A. Half a dB a year.

[21] Accordingly, I simply cannot find that Dr. Winston’s testimony to the contrary is credible. While it is the duty of the Commission to resolve conflicting medical evidence, we are not at liberty to totally ignore and disregard credible, competent, medical evidence. The majority has failed to explain why it finds Dr. Winston’s testimony regarding the 25 dB fence and presbycusis to be correct and entitled to any weight when faced with an explanation from Dr. Sataloff who actually had a hand in the development of the hearing loss impairment formula which is clearly contradictory. When one wants to know the reason for the 25 dB fence, I am convinced that Dr. Sataloff, the actual person who had a hand in the creation of this 25 dB fence is in a much better position to explain it. As explained by Dr. Sataloff, it has nothing to do with age or presbycusis.

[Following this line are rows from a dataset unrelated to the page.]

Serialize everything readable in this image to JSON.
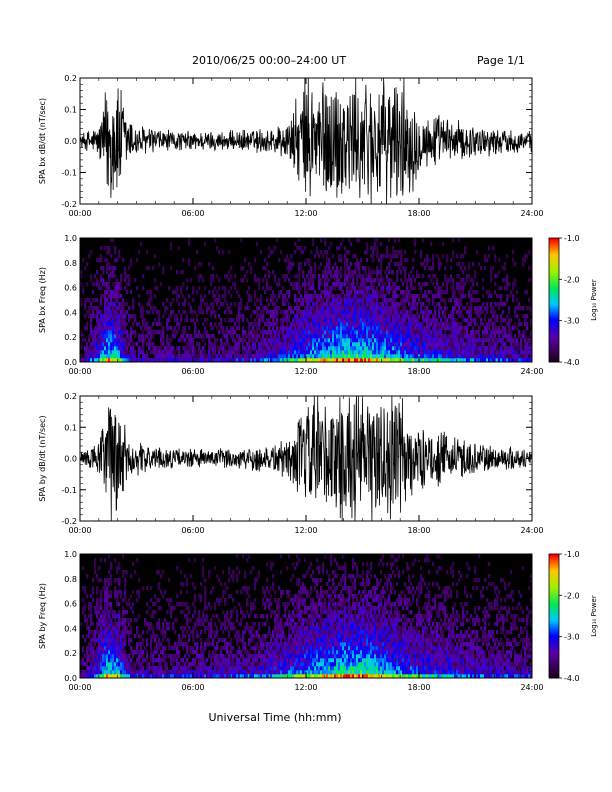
{
  "header": {
    "title": "2010/06/25  00:00–24:00 UT",
    "page": "Page 1/1"
  },
  "xaxis": {
    "label": "Universal Time (hh:mm)",
    "ticks": [
      "00:00",
      "06:00",
      "12:00",
      "18:00",
      "24:00"
    ],
    "range_hours": [
      0,
      24
    ]
  },
  "colorbar": {
    "label": "Log₁₀ Power",
    "range": [
      -4.0,
      -1.0
    ],
    "ticks": [
      "-1.0",
      "-2.0",
      "-3.0",
      "-4.0"
    ]
  },
  "chart_data": [
    {
      "type": "line",
      "ylabel": "SPA bx dB/dt (nT/sec)",
      "ylim": [
        -0.2,
        0.2
      ],
      "yticks": [
        "0.2",
        "0.1",
        "0.0",
        "-0.1",
        "-0.2"
      ],
      "x_hours": [
        0,
        1,
        1.5,
        2,
        2.5,
        3,
        4,
        5,
        6,
        7,
        8,
        9,
        10,
        11,
        11.5,
        12,
        12.5,
        13,
        14,
        15,
        16,
        17,
        17.5,
        18,
        19,
        20,
        21,
        22,
        23,
        24
      ],
      "envelope": [
        0.02,
        0.05,
        0.2,
        0.2,
        0.09,
        0.05,
        0.04,
        0.03,
        0.03,
        0.03,
        0.03,
        0.035,
        0.04,
        0.06,
        0.12,
        0.2,
        0.2,
        0.2,
        0.2,
        0.2,
        0.2,
        0.2,
        0.18,
        0.09,
        0.08,
        0.06,
        0.05,
        0.04,
        0.035,
        0.03
      ]
    },
    {
      "type": "heatmap",
      "ylabel": "SPA bx Freq (Hz)",
      "ylim": [
        0.0,
        1.0
      ],
      "yticks": [
        "1.0",
        "0.8",
        "0.6",
        "0.4",
        "0.2",
        "0.0"
      ],
      "activity_hours": [
        0,
        1,
        1.5,
        2,
        2.5,
        3,
        6,
        9,
        11,
        12,
        13,
        14,
        15,
        16,
        17,
        18,
        19,
        20,
        21,
        22,
        24
      ],
      "activity_level": [
        0.2,
        0.6,
        0.9,
        0.8,
        0.4,
        0.3,
        0.3,
        0.35,
        0.55,
        0.75,
        0.85,
        0.95,
        0.95,
        0.85,
        0.7,
        0.6,
        0.55,
        0.5,
        0.45,
        0.4,
        0.35
      ]
    },
    {
      "type": "line",
      "ylabel": "SPA by dB/dt (nT/sec)",
      "ylim": [
        -0.2,
        0.2
      ],
      "yticks": [
        "0.2",
        "0.1",
        "0.0",
        "-0.1",
        "-0.2"
      ],
      "x_hours": [
        0,
        1,
        1.5,
        2,
        2.5,
        3,
        4,
        5,
        6,
        7,
        8,
        9,
        10,
        11,
        11.5,
        12,
        12.5,
        13,
        14,
        15,
        16,
        17,
        17.5,
        18,
        19,
        20,
        21,
        22,
        23,
        24
      ],
      "envelope": [
        0.02,
        0.05,
        0.2,
        0.2,
        0.08,
        0.05,
        0.035,
        0.03,
        0.03,
        0.03,
        0.03,
        0.04,
        0.045,
        0.06,
        0.1,
        0.18,
        0.2,
        0.2,
        0.2,
        0.2,
        0.2,
        0.2,
        0.15,
        0.09,
        0.08,
        0.07,
        0.05,
        0.04,
        0.035,
        0.03
      ]
    },
    {
      "type": "heatmap",
      "ylabel": "SPA by Freq (Hz)",
      "ylim": [
        0.0,
        1.0
      ],
      "yticks": [
        "1.0",
        "0.8",
        "0.6",
        "0.4",
        "0.2",
        "0.0"
      ],
      "activity_hours": [
        0,
        1,
        1.5,
        2,
        2.5,
        3,
        6,
        9,
        11,
        12,
        13,
        14,
        15,
        16,
        17,
        18,
        19,
        20,
        21,
        22,
        24
      ],
      "activity_level": [
        0.2,
        0.6,
        0.9,
        0.8,
        0.45,
        0.35,
        0.35,
        0.4,
        0.6,
        0.75,
        0.85,
        0.95,
        0.95,
        0.85,
        0.7,
        0.6,
        0.55,
        0.5,
        0.45,
        0.4,
        0.35
      ]
    }
  ]
}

[22] The majority has assumed that Dr. Sataloff utilized the January 1992 audiogram to calculate a 0% impairment rating. However, Dr. Sataloff appeared to acknowledge in his deposition that two audiograms were actually performed in 1992, and he never clarified which audiogram he relied upon. A 0% impairment is possible using the January 1992 audiogram. Likewise, a 0% impairment is conceivable when a reduction of 1/2 dB per year for every year over the age of 45 is applied to the December 1992 audiogram.

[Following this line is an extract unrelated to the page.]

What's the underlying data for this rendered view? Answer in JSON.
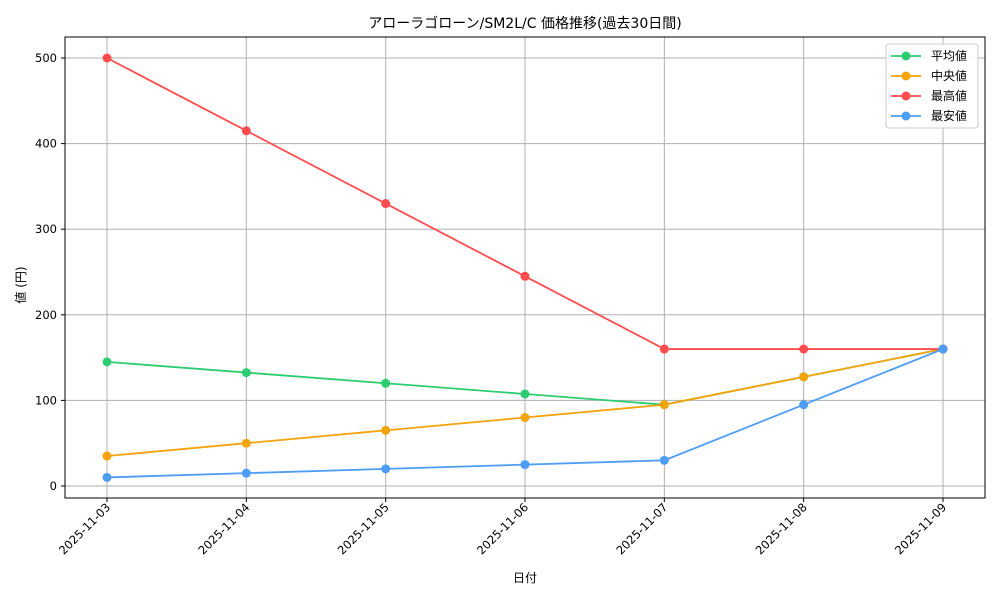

[23] When claimant’s age is factored in and one-half dB a year for every year after claimant reached the age 45 is subtracted from each of the frequencies (regardless of whether the December 1992 or September 1994 audiograms are used) the evidence reflects that claimant’s hearing loss is not sufficient to warrant a permanent impairment rating. Claimant, with a date of birth of May 28, 1937, was 57 years of age at the time claimant underwent the audiogram in September of 1994. Using Dr. Sataloff’s recommendation of one-half dB per year reduction for age related hearing loss beginning with age 45, claimant’s audiogram results for each
frequency should be reduced by 6 dB. Utilizing the AMA Guides tothe Evaluation of Permanent Impairment, 4th Edition, claimant’s audiogram results would only account for a total decibel sum of hearing threshold level of 100 for each ear which amounts to a 0% hearing loss. Accordingly, even assuming that claimant has sustained some hearing loss as a result of his exposure to noise at work, applying the statistical average of 1/2 dB per year loss after age 45, claimant has not proven by a preponderance of the evidence that he has sustained a hearing impairment for which respondent is liable. Accordingly, I would reverse the decision of the Administrative Law Judge, awarding claimant benefits for hearing impairment. Therefore, for those reasons set forth herein, I must respectfully dissent from the majority opinion.